Beginning with Adam and Eve and the Apple: the Devil tempts people, Sin & Death ensues, and God intervenes with another chance. This story is the golden thread running through the Bible; this story of God’s redeeming and forgiving love, this story of God’s willingness to act in response to the world’s evil, this story summed up in the words; but God.

Today we celebrate the ultimate but God moment, the raising of Jesus from the tomb. It is both the proof and the promise of our faith. It reminds us of what God has done in the past while promising to us what God will do in the future. With both Jesus and the world, the evil trilogy of Sin, Death and the Devil did their best to do their worst. Good Friday appeared to be a complete victory for those forces of destruction which assail all of us,

Evil reared its ugly head and roared; and the Good stood by idly and did nothing. When Mary went to the tomb, she went in deep sadness and despair, she went into a place of coldness and death, she went to a place with no happiness and no hope, she went to prepare a body for burial, she went to put Jesus in his grave. But when she got there, she discovered that things had changed, the tomb was empty, the body was missing, and angels were lurking about. Mary had come upon the greatest but God moment of them all.

Perhaps the biggest question Matthew’s resurrection account asks is how we will live as Easter people? How do we live as faithful stewards of the most miraculous event ever to take place? How do we faithfully live into the power of the resurrection? Living as Easter people means recognizing we cannot control God or predict how God will act. No matter how much death and destruction we see at work in our lives and in the world around us, life will always have the final word. Following the resurrected Jesus into the world means holding on to hope.


Our lives are full of difficulty. Natural disaster strikes, friends die, relatives get sick, jobs don’t pan out, politicians and teachers and yes, even preachers, turn out to be less than they seem or should be. All of life is subject to the painful realities of decline and decay. But Easter reminds us that the Church has an answer and that answer is God; God’s love, God’s forgiveness, God’s power, God’s calling, God’s actions in the world. Easter is more than a promise of life beyond the grave, of happiness in heaven with our loved ones. Easter is a promise that life is good now, that God’s power is active in this moment, in this place, in our lives. Easter tells us that our eternal life begins now and goes with us through death into God’s future. Easter tells us that whatever may happen to us in this world there is an answer, and the answer is but God.
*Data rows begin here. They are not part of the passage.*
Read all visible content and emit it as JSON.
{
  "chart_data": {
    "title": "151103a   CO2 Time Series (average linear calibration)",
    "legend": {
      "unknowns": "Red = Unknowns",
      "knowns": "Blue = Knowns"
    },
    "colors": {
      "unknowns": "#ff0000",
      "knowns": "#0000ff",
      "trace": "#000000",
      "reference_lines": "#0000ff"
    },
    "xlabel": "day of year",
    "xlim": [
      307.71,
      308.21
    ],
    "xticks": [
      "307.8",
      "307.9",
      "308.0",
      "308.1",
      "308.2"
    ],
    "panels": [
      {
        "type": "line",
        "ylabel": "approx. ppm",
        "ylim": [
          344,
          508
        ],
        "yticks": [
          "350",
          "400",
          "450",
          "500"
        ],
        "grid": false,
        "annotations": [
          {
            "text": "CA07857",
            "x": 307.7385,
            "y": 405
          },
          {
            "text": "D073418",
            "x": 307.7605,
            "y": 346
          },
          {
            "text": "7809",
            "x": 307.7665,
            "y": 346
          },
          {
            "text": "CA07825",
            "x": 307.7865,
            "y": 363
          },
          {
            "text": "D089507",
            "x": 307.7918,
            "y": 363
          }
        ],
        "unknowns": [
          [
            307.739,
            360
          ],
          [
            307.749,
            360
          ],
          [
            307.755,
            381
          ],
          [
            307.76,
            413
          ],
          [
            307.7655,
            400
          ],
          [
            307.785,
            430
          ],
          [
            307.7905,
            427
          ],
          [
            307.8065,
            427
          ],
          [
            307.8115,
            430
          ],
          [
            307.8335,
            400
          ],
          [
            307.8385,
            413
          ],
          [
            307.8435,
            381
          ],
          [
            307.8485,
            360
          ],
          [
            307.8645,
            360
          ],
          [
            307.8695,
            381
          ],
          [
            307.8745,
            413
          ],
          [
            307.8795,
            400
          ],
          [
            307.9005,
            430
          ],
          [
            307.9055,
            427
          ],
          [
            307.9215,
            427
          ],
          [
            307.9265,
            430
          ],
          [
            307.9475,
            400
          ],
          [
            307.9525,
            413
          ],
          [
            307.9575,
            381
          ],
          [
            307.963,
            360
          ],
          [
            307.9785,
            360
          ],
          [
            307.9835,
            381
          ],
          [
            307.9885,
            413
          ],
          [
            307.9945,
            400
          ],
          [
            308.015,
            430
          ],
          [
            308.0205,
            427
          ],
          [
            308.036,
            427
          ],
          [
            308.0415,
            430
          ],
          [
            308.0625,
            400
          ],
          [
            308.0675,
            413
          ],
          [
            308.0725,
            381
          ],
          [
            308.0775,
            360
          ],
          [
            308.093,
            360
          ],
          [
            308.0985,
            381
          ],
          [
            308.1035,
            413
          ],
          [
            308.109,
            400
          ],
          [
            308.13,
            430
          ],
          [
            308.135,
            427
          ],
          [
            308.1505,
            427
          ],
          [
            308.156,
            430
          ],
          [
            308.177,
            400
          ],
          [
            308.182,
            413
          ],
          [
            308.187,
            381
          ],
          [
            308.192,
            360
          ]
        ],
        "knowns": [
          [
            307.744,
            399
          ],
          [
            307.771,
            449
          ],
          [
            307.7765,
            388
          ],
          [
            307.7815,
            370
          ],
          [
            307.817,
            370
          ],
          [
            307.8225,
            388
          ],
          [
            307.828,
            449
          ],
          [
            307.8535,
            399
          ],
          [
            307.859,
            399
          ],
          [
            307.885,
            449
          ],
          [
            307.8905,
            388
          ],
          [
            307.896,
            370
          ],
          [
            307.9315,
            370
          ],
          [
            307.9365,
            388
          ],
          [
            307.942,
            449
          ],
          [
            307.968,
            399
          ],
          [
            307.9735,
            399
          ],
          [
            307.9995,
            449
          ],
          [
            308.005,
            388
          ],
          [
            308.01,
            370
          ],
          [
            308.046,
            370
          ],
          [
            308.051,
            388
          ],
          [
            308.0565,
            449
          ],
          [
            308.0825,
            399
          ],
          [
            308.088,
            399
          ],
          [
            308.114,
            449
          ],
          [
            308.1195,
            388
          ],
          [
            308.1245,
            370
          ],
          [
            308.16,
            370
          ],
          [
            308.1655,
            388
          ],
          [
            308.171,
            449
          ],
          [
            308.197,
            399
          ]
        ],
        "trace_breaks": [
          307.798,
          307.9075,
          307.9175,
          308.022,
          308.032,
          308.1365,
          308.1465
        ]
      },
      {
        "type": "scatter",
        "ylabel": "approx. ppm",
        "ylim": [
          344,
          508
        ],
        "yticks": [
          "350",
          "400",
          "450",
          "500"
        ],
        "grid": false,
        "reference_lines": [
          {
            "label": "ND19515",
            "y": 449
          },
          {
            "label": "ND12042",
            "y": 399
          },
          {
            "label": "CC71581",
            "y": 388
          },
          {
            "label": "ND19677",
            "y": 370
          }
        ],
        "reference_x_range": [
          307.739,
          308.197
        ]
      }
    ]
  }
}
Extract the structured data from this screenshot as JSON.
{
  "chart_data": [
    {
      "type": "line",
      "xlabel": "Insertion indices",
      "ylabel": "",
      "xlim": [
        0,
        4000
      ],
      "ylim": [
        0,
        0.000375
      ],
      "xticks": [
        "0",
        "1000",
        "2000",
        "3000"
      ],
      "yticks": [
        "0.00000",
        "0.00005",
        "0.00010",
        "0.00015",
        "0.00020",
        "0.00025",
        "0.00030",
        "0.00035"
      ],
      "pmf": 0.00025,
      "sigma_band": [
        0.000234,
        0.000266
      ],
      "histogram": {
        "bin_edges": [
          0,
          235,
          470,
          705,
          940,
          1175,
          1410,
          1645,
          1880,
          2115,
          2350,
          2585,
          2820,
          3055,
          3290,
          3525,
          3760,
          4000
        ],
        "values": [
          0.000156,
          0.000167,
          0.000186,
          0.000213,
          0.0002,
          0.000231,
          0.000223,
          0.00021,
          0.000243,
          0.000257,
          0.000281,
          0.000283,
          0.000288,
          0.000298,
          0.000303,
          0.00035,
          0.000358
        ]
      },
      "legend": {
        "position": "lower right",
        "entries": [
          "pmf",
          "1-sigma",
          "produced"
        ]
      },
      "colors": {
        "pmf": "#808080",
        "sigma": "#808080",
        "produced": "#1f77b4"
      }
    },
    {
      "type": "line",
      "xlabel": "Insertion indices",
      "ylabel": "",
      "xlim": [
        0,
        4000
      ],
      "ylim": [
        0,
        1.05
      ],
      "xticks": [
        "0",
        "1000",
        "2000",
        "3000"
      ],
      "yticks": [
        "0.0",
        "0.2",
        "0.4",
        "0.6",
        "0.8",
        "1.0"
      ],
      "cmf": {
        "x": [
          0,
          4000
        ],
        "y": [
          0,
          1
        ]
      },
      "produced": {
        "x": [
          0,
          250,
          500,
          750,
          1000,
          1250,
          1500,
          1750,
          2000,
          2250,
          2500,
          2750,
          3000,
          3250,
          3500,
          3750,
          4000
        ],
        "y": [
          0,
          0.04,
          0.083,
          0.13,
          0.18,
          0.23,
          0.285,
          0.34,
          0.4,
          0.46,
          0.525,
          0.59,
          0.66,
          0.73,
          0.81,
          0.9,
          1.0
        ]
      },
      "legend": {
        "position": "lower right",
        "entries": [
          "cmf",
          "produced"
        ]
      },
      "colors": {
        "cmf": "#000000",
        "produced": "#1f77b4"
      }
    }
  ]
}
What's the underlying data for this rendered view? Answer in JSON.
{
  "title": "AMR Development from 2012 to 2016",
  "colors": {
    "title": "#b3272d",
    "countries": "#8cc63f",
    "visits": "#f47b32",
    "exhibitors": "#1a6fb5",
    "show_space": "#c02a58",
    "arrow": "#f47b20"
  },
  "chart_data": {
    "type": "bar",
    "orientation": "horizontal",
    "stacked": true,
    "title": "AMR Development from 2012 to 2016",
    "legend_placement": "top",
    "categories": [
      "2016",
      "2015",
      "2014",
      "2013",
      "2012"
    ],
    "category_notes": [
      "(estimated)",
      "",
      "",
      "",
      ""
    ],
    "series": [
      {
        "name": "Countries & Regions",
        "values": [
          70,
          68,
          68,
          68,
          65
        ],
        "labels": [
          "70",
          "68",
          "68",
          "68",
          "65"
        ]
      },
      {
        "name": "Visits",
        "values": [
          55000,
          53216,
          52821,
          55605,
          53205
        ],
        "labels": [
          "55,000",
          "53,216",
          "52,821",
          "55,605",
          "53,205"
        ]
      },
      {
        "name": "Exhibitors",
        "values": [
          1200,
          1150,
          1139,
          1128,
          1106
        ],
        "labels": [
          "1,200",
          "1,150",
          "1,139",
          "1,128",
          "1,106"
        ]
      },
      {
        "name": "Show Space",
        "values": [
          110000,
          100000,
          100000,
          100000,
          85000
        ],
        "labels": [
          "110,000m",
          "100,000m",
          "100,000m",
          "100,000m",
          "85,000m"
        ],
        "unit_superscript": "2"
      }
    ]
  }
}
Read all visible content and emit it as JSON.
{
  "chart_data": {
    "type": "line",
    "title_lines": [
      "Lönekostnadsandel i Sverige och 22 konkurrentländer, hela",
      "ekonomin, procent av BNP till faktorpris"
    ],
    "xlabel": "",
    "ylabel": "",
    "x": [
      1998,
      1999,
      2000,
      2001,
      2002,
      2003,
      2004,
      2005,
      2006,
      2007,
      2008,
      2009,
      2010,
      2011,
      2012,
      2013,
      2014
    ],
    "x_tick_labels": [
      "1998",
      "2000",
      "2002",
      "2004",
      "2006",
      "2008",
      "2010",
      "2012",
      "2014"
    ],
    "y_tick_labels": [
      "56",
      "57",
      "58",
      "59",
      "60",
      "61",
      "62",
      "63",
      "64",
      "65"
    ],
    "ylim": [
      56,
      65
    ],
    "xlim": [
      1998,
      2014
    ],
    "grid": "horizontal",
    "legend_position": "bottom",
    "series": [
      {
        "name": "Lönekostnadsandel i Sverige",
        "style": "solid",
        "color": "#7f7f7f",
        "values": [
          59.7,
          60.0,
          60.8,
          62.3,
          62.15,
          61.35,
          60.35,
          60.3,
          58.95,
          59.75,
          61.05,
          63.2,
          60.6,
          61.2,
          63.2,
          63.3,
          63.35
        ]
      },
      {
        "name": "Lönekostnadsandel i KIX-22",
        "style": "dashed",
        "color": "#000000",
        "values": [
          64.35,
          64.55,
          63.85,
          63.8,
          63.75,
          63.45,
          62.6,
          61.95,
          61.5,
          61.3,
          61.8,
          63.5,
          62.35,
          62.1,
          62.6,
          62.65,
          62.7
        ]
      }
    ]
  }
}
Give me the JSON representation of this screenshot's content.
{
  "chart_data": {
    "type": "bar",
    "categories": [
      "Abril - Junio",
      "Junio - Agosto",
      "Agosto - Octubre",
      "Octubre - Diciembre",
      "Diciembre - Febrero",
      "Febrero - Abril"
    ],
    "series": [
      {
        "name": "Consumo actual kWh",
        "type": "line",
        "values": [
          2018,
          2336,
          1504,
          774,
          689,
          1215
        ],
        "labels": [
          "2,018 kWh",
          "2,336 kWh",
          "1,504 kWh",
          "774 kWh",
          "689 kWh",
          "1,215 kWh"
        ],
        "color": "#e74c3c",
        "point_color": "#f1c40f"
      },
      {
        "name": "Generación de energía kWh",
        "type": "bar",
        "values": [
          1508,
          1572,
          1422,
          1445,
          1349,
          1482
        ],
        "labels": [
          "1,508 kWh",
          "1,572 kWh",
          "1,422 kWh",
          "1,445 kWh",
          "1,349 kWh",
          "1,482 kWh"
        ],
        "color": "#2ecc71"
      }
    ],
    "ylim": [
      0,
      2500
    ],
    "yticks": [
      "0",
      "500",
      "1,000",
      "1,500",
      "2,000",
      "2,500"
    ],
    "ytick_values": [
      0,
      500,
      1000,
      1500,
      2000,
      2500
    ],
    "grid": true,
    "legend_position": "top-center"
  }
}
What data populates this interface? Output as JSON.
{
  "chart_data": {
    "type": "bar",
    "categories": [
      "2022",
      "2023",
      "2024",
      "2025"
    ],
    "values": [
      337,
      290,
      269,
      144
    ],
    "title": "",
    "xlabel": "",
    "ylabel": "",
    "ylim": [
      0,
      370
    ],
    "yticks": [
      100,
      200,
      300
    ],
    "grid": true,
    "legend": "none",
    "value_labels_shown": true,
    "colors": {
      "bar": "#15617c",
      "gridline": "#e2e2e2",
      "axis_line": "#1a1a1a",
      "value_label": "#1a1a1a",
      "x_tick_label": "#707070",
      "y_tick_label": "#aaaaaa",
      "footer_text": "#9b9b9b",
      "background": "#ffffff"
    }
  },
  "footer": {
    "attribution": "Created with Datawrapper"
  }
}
The world says; “Seek success and glory and material well-being above all else.”  But God says; “Seek ye first the Kingdom of Heaven and all these things shall be added unto you.”

The world says; It’s a dog eat dog world, it’s a rat race. It’s every person for themselves.  But God says; “Do unto others as you would have them do unto you.”

The world says, “Find your self, your bliss. Do that thing which makes you feel most fulfilled.” But God says; You shall love the LORD your God, with all your heart, mind and soul; and the second is just like it; love your neighbor as yourself.”

The world’s way leads to the death of the soul and eventually the death of the body, with no hope for tomorrow and no joy for today. 

But God’s way leads first to death and then to life; life both now and forever; life full of the joy of loving and serving God and neighbor with reckless abandon and total trust in God’s will and way.

The Easter story is not just one about Jesus’s resurrection, but about how all of creation has limitless dignity and possibility as fearmongers and death itself are shown to be false idols.Easter is a total reversal of every norm that this world tries to push on us, further showing that God’s work in this world is one of reversing power structures, rolling the stones of fear and death and oppression away so that everyone can truly and fully live.

And that, my friends, is some good news for an Easter Sunday. That is why we are so full of joy as we cry out today:

Christ is risen! CHRIST IS RISEN INDEED!